Disperatamente alla ricerca di Dio
Jon Fosse, premio Nobel per la letteratura 2023, nel saggio “Il mistero della fede” racconta il suo rapporto con il divinoPer restare aggiornato entra nel nostro canale Whatsapp
Il norvegese Jon Fosse è una delle voci maggiormente spirituali e mistiche della poesia e della drammaturgia contemporanea. Per la sua vasta produzione, che spazia dai drammi teatrali, alle composizioni poetiche ai romanzi, nel 2023 è stato insignito del premio Nobel per la Letteratura con la seguente motivazione: «Per la sua drammaturgia e la sua prosa innovative che danno voce all’indicibile».
Fosse, nella sua carriera più che quarantennale, ha sempre cercato di indagare quanto c’è di più misterioso, profondo e sacro nell’essere umano. Ha scandagliato le paure e i dubbi che accompagnano uomini e donne e non ha mai avuto timore di affrontare tematiche oggi spesso considerate antiquate come la ricerca del divino, la fede, la certezza o l’incertezza dell’esistenza di Dio. Nel saggio-intervista “Il mistero della fede” (Baldini+Castoldi, 2024, pp. 176) Fosse dialoga con il teologo Eskil Skjeldal proprio su queste tematiche, raccontando la sua conversione al cattolicesimo - avvenuta quando lo scrittore aveva più di cinquant’anni - alla luce della sua esperienza umana. Una esperienza fatta di incontri mistici, dubbi, sofferenza, alcolismo, amore senza limite per la scrittura e per la capacità che hanno le parole di dare un senso ai pensieri, alle emozioni e al nostro io più profondo.
Nella parola poetica, nell’arte, nella letteratura Fosse ha ritrovato spesso e continua ritrovare la voce di Dio. Un Dio che sussurra, che è onnipresente più che onnipotente, che, come alito di vento nel deserto, soffia piano, a volte quasi impercettibile, ma soffia in maniera costante, infinita. Un Dio, quello di Fosse, che rimane un mistero per l’essere umano, ma che si manifesta nei momenti più inaspettati come racconta il grande drammaturgo: “«a mia fede è legata al dubbio e alla disperazione. E la disperazione è di nuovo legata alla sofferenza e al dolore, alla morte. La crocifissione, la croce, prende su di sé la sofferenza trasformandola in qualcosa che non è sofferenza. Perché dove la disperazione raggiunge il limite, lì c’è Dio. Sono contrario a usare lettere maiuscole, a sottolineare in grassetto. Ma questa frase averi voluto scriverla in grassetto, quindi la ripeto: dove la disperazione raggiunge il limite, lì c’è Dio. Questa è la mia esperienza».

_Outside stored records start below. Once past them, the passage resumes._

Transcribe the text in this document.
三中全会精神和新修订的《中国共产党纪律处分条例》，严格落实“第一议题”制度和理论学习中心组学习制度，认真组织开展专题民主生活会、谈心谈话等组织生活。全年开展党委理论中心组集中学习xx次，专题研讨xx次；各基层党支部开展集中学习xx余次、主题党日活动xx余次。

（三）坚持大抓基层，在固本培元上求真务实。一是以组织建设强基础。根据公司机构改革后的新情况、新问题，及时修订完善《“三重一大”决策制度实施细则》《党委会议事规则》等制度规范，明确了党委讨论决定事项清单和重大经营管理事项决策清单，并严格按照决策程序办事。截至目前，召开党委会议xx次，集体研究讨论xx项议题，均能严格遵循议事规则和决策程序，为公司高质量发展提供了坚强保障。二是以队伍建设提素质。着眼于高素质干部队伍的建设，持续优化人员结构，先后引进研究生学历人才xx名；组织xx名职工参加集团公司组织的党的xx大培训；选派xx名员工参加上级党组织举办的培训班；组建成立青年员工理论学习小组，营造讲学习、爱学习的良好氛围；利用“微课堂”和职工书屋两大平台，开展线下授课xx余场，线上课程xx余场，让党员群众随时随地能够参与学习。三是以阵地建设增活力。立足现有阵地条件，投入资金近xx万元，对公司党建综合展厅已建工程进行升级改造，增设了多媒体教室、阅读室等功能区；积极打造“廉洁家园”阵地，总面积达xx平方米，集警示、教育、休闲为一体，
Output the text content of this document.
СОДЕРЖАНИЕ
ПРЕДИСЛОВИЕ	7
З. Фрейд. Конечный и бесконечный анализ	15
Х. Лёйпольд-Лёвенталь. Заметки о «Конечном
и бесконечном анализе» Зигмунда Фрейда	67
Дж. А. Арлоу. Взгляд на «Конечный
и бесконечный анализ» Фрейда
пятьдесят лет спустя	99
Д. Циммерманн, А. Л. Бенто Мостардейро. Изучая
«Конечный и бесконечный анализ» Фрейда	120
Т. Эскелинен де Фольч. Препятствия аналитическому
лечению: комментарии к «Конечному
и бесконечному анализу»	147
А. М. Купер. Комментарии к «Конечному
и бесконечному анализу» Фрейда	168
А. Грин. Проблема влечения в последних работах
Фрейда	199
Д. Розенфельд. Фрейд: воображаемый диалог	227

Una esperienza che Fosse racconta con sincerità disarmante, tralasciando ogni retorica e spazzando via ogni retaggio di “incenso e sacrestia”. Lo scrittore norvegese è, infatti, un credente che rifugge gli eccessi del dogmatismo, anche se comprende che molti esseri umani hanno bisogno di dogmi, regole, liturgie fisse. È un cattolico rispettoso del magistero della Chiesa, ma anche critico rispetto a quelle scelte dell’istituzione che non lo convincono e che non condivide. Dimostra soprattutto una straordinaria umilità nel mostrarsi prima di tutto come un essere umano fragile, incerto, errabondo, che ha trovato nella fede una “guida” con cui percorrere con maggiore serenità e coraggio le vie tortuose dell’esistenza.